Die Kletterhalle verfängt nicht (KI-Bild)
Was wird aus den Kirchenräumen in den nächsten 20 Jahren? Diese Frage wurde in Zürich an einem Podiumsgespräch diskutiert. Der Abend mit grosser St.Galler Beteiligung führte wichtige Erkenntnisse zu Tage.

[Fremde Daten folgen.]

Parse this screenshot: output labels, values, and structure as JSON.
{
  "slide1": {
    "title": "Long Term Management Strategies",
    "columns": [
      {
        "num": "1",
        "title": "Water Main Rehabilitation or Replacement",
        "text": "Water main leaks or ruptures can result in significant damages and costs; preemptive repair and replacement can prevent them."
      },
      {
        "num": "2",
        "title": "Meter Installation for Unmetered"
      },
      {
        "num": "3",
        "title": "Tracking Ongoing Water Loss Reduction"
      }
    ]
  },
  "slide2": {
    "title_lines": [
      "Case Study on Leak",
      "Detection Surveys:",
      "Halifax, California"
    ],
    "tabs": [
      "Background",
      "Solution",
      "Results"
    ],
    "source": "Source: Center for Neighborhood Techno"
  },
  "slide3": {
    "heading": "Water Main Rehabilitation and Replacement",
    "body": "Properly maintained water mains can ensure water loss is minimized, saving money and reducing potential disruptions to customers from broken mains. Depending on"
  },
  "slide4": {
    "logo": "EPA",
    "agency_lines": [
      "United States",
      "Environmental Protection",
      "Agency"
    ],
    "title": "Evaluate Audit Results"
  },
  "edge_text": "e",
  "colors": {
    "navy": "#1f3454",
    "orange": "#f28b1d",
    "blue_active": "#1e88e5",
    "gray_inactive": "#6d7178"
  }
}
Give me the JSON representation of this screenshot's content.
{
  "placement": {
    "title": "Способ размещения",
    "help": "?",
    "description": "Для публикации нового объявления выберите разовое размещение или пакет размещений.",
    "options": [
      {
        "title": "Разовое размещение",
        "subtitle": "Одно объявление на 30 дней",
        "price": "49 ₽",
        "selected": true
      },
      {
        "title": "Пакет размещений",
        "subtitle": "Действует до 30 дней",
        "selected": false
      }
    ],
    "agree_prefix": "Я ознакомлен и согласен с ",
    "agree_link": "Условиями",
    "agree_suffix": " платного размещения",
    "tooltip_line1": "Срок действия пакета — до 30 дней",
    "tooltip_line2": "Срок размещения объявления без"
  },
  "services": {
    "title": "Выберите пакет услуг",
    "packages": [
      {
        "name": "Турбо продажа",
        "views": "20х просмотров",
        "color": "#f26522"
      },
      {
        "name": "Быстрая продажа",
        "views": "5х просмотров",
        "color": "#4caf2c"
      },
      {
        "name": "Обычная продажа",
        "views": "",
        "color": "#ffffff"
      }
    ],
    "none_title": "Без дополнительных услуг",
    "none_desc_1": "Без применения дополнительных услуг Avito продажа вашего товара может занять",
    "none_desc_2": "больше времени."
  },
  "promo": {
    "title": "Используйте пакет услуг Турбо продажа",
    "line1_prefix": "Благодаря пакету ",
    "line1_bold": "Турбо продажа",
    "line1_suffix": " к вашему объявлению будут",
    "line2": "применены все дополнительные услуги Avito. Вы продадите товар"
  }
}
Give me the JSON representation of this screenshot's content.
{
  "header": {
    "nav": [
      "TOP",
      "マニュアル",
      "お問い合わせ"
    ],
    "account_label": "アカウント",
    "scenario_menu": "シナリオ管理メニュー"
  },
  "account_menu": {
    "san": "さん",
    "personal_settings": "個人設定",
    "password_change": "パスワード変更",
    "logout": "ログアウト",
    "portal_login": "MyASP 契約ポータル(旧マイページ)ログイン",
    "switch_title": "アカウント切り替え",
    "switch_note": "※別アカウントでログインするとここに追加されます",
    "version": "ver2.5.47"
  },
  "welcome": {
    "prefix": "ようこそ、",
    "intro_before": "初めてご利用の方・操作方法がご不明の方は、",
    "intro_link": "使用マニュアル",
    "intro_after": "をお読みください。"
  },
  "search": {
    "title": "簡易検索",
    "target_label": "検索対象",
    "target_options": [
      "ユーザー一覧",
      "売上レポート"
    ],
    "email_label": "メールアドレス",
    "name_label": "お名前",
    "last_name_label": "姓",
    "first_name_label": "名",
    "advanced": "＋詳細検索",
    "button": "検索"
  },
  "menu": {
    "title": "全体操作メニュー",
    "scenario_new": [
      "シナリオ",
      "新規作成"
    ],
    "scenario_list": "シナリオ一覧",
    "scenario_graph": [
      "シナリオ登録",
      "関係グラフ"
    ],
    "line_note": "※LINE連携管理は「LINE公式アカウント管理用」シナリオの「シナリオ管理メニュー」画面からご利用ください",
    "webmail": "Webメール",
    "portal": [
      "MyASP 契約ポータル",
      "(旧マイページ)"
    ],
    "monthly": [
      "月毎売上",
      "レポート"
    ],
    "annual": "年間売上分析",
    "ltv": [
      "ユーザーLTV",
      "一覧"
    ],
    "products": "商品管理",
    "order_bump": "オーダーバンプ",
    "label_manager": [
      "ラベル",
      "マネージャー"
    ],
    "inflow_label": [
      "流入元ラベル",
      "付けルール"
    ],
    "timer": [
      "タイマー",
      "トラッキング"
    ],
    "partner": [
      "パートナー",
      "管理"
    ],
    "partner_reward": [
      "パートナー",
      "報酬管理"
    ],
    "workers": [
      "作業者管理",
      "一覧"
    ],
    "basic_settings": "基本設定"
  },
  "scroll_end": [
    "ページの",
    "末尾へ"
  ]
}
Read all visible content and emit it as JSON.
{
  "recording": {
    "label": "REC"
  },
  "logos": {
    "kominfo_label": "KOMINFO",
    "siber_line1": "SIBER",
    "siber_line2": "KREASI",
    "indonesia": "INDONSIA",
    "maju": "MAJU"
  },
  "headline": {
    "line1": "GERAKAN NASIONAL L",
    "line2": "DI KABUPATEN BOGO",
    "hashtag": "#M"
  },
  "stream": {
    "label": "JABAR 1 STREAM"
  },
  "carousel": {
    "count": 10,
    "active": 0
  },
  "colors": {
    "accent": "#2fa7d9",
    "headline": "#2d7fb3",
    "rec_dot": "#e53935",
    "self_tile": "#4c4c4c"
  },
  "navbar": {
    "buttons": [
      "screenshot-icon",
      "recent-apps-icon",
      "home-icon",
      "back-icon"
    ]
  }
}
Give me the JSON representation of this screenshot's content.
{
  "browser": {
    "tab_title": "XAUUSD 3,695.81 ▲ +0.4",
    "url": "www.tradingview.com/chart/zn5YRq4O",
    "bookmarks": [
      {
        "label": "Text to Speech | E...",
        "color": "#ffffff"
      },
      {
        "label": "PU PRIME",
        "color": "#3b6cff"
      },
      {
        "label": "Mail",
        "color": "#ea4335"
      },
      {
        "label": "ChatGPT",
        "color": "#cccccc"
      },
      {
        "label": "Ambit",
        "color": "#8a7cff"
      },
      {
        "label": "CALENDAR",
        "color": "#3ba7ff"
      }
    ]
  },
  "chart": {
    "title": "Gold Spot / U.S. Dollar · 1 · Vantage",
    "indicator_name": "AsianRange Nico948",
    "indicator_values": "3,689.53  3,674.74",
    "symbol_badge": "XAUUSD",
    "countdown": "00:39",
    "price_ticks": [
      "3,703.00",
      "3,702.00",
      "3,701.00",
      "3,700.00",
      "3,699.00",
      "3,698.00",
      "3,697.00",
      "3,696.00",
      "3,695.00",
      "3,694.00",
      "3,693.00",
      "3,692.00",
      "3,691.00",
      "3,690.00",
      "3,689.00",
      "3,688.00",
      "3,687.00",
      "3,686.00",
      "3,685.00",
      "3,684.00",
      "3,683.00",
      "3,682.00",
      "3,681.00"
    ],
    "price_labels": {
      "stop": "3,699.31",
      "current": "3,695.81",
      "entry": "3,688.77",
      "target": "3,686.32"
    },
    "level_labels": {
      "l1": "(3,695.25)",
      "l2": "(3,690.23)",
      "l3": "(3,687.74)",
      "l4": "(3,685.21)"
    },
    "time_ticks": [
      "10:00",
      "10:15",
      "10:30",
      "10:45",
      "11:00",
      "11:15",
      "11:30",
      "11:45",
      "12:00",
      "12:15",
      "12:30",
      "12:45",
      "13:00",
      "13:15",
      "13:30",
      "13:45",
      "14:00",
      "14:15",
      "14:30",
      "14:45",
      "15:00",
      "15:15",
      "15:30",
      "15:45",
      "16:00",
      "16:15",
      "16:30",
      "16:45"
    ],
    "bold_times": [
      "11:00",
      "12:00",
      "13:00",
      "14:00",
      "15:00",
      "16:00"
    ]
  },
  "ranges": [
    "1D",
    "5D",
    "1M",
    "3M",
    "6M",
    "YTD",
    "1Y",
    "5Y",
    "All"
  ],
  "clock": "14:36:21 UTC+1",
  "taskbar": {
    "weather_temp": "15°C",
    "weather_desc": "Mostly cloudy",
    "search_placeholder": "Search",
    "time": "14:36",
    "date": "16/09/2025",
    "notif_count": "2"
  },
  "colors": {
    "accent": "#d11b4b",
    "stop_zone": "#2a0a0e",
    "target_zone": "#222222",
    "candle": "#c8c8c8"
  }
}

Das Wort «Kletterhalle» musste an diesem Mittwochabend in der katholischen Quartierkirche Bruder Klaus in Zürich als Unwort herhalten. Für die Podiumsteilnehmenden steht der Begriff stellvertretend für eine Kirchenumnutzung, die mit dem ursprünglichen Sinn des Gebäudes nichts mehr zu tun hat. Denn Ziel müsse sein, so ist man sich einig, die Würde einer Kirche zu bewahren und zunächst alle Optionen zu prüfen, die «Begegnung» in einem sozialen und karitativen Sinn förderten. Die Umnutzung etwa in ein Hallenbad – wofür es in Europa bereits Beispiele gibt – kommt für Ann-Katrin Gässlein, Theologien bei Katholisch St.Gallen, nur am Ende eines Prozesses in Frage, wenn der Sakralraum definitiv an einen anderen Eigentümer übergeht. Christoph Sigrist, ehemaliger Pfarrer des Zürcher Grossmünsters, spricht von «Transformation» der Kirchen. Er nennt sie das «Gold der Zeit» oder «Oasen der Stadtseele». Ans Podium ebenso erschienen sind der Architekt Alex Wohlwend, die Kantonsrätin Judith Stofer (ZH/AL) und der katholische Seelsorger Thomas Münch. Zum Abend, einer Buchvernissage, hatte die Katholische Kantonalkirche Zürich eingeladen. Sie ist Herausgeberin der Buchreihe «Zürcher Zeitzeichen», und der dritte Band «Kirchenraum, Begegnung neu denken» hat Ann-Katrin Gässlein publiziert und auch eigene Beiträge verfasst.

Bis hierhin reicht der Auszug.